The later eluted fraction (0.63-1.00) is concentrated under reduced pressure and then lyophilized to obtain a white powder (570 mg) of the (1R, 2S) isomer. N-[(1S, 2S)-(2,4/3,5)-2,3,
4-trihydroxy-5-hydroxymethylcyclohexyl]variolamine (isomer obtained from the fraction eluted earlier): [α] ²⁵ _D +48.5° (c=1, H ₂ O). Elemental analysis: _{C14H27NO9.1 / 2H2O} Calculated values (%): C, 46.40; _H , 7.79; N, 3.87. Experimental values (%): C, 46.29; H, 7.94; N, 3.73. NMR (D ₂ O) δ: 1.43 (1H, dt, J = 3.3Hz,
13.5Hz, 13.5Hz), 1.67 (1H, dd, J=3.5Hz,
15.5Hz), 1.7~2.7 (2H, m), 2.32 (1H, dd,
J = 3Hz, 15.5Hz), 3.35-4.25 (12H, m). IC ₅₀ (Satsucalase): 5.6×10 ^-6 M TLC: Rf=0.21 N-[(1R,2S)-(2,4/3,5)-2,3,
4-trihydroxy-5-hydroxymethylcyclohexyl]variolamine (isomer obtained from later eluting fractions): [α] ²⁵ _D +5.2° (c=1, H ₂ O). Elemental analysis: _{C14H27NO9.H2O Calculated} values (%): C, 45.27; _H , 7.87; _N , 3.77. Experimental values (%): C, 45.04; H, 7.97; N, 3.59. NMR (D ₂ O) δ: 1.1~2.55 (5H, m), 2.65~
3.3 (1H, m), 3.4-4.45 (11H, m). IC ₅₀ (maltase): 4.4×10 ^-8 M IC ₅₀ (satucalase): 4.8×10 ^-8 M TLC: Rf=0.23 Example 3 N-[(1R,2S)-(2,4/3,5) -2,3,
4-Trihydroxy-5-hydroxymethylcyclohexyl]variolamine sulfate N-[(1R,2S)-(2,4/3,5)-2,3,
4-Trihydroxy-5-hydroxymethylcyclohexyl]variolamine (500 mg) was dissolved in water (20 ml), 1N sulfuric acid was added dropwise to adjust the pH to 3, and the solution was concentrated under reduced pressure to about 5 ml. The concentrated solution was subjected to activated carbon column chromatography (100 ml) and eluted with water.

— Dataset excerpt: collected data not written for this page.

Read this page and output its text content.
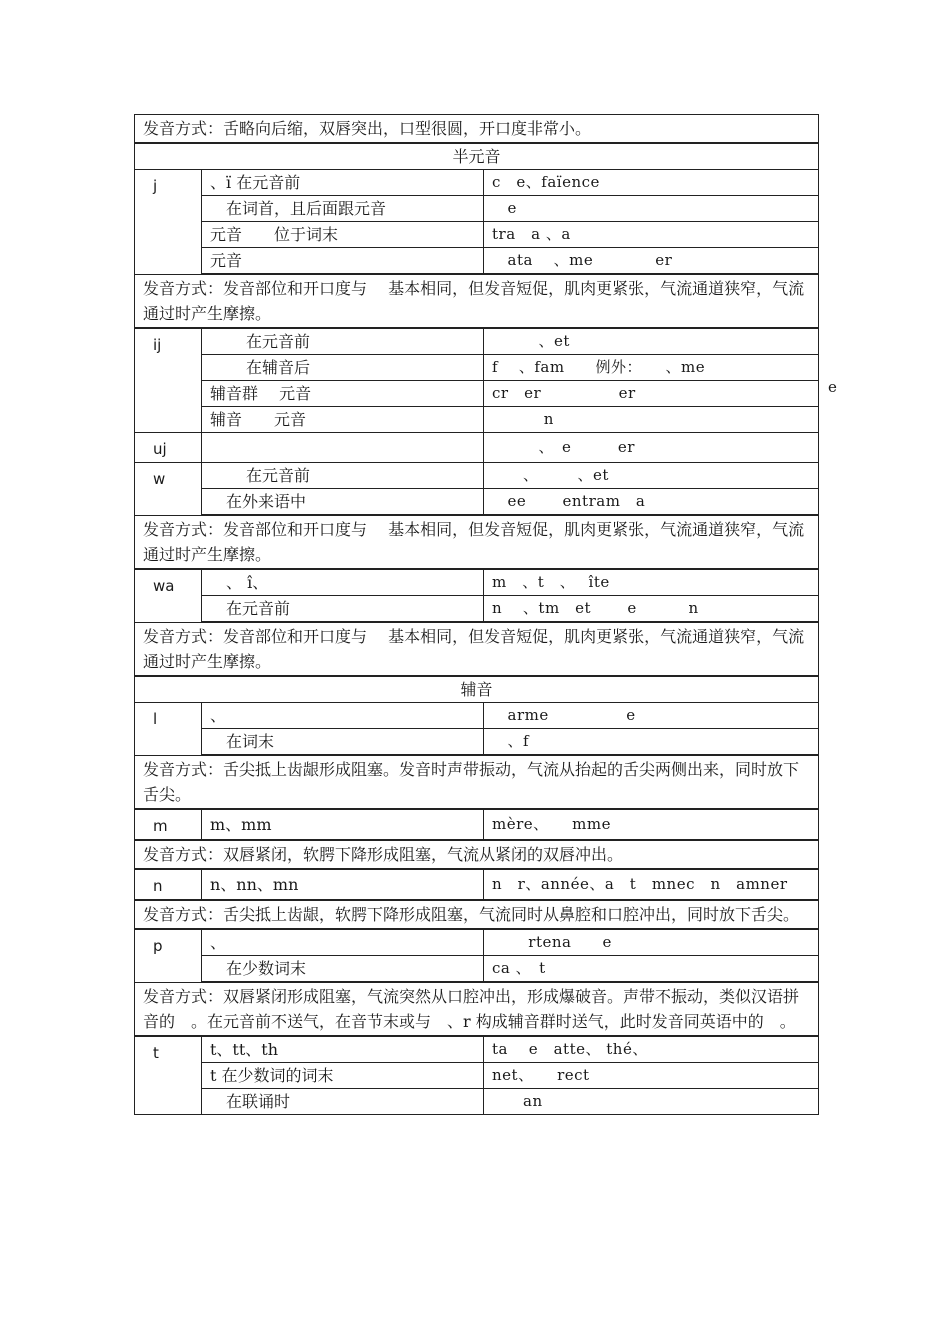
发音方式：舌略向后缩，双唇突出，口型很圆，开口度非常小。		
半元音		
j	、ï 在元音前	c　e、faïence
	在词首，且后面跟元音	　e
	元音　　位于词末	tra　a 、a
	元音	　ata　 、me　　　　er
发音方式：发音部位和开口度与　 基本相同，但发音短促，肌肉更紧张，气流通道狭窄，气流通过时产生摩擦。		
ij	在元音前	　　　、et
	在辅音后	f　 、fam　　例外：　　、me
	辅音群　 元音	cr　er　　　　　er
	辅音　　元音	　　　 n
uj		　　　、　e　　　er
w	在元音前	　　、　　　、et
	在外来语中	　ee　　 entram　a
发音方式：发音部位和开口度与　 基本相同，但发音短促，肌肉更紧张，气流通道狭窄，气流通过时产生摩擦。		
wa	　、 î、	m　、t　、　 îte
	在元音前	n　 、tm　et　　 e　　　 n
发音方式：发音部位和开口度与　 基本相同，但发音短促，肌肉更紧张，气流通道狭窄，气流通过时产生摩擦。		
辅音		
l	、	　arme　　　　　e
	在词末	　、f
发音方式：舌尖抵上齿龈形成阻塞。发音时声带振动，气流从抬起的舌尖两侧出来，同时放下舌尖。		
m	m、mm	mère、　　mme
发音方式：双唇紧闭，软腭下降形成阻塞，气流从紧闭的双唇冲出。		
n	n、nn、mn	n　r、année、a　t　mnec　n　amner
发音方式：舌尖抵上齿龈，软腭下降形成阻塞，气流同时从鼻腔和口腔冲出，同时放下舌尖。		
p	、	　　 rtena　　e
	在少数词末	ca 、　t
发音方式：双唇紧闭形成阻塞，气流突然从口腔冲出，形成爆破音。声带不振动，类似汉语拼音的　。在元音前不送气，在音节末或与　、r 构成辅音群时送气，此时发音同英语中的　。		
t	t、tt、th	ta　 e　atte、 thé、
	t 在少数词的词末	net、　　rect
	在联诵时	　　an
e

After concentrating the eluted fraction under reduced pressure and lyophilizing it, N-
[(1R,2S)-(2,4/3,5)-2,3,4-trihydroxy-5-hydroxymethylcyclohexyl]variolamine sulfate is obtained.

Claims (1)

[Claims] 1. General formula [In the formula, A represents a hydrogen atom or a hydroxyl group. ]
A compound represented by or a salt thereof. 2 General formula [In the formula, A represents a hydrogen atom or a hydroxyl group. Any of the hydroxyl groups may be protected] and a compound represented by the formula A general formula characterized by reacting with a cyclic ketone represented by [in the formula, any of the hydroxyl groups may be protected], then subjecting it to a reduction reaction, and optionally subjecting it to a deprotection reaction. [In the formula, A has the same meaning as above. ] A method for producing a compound represented by or a salt thereof.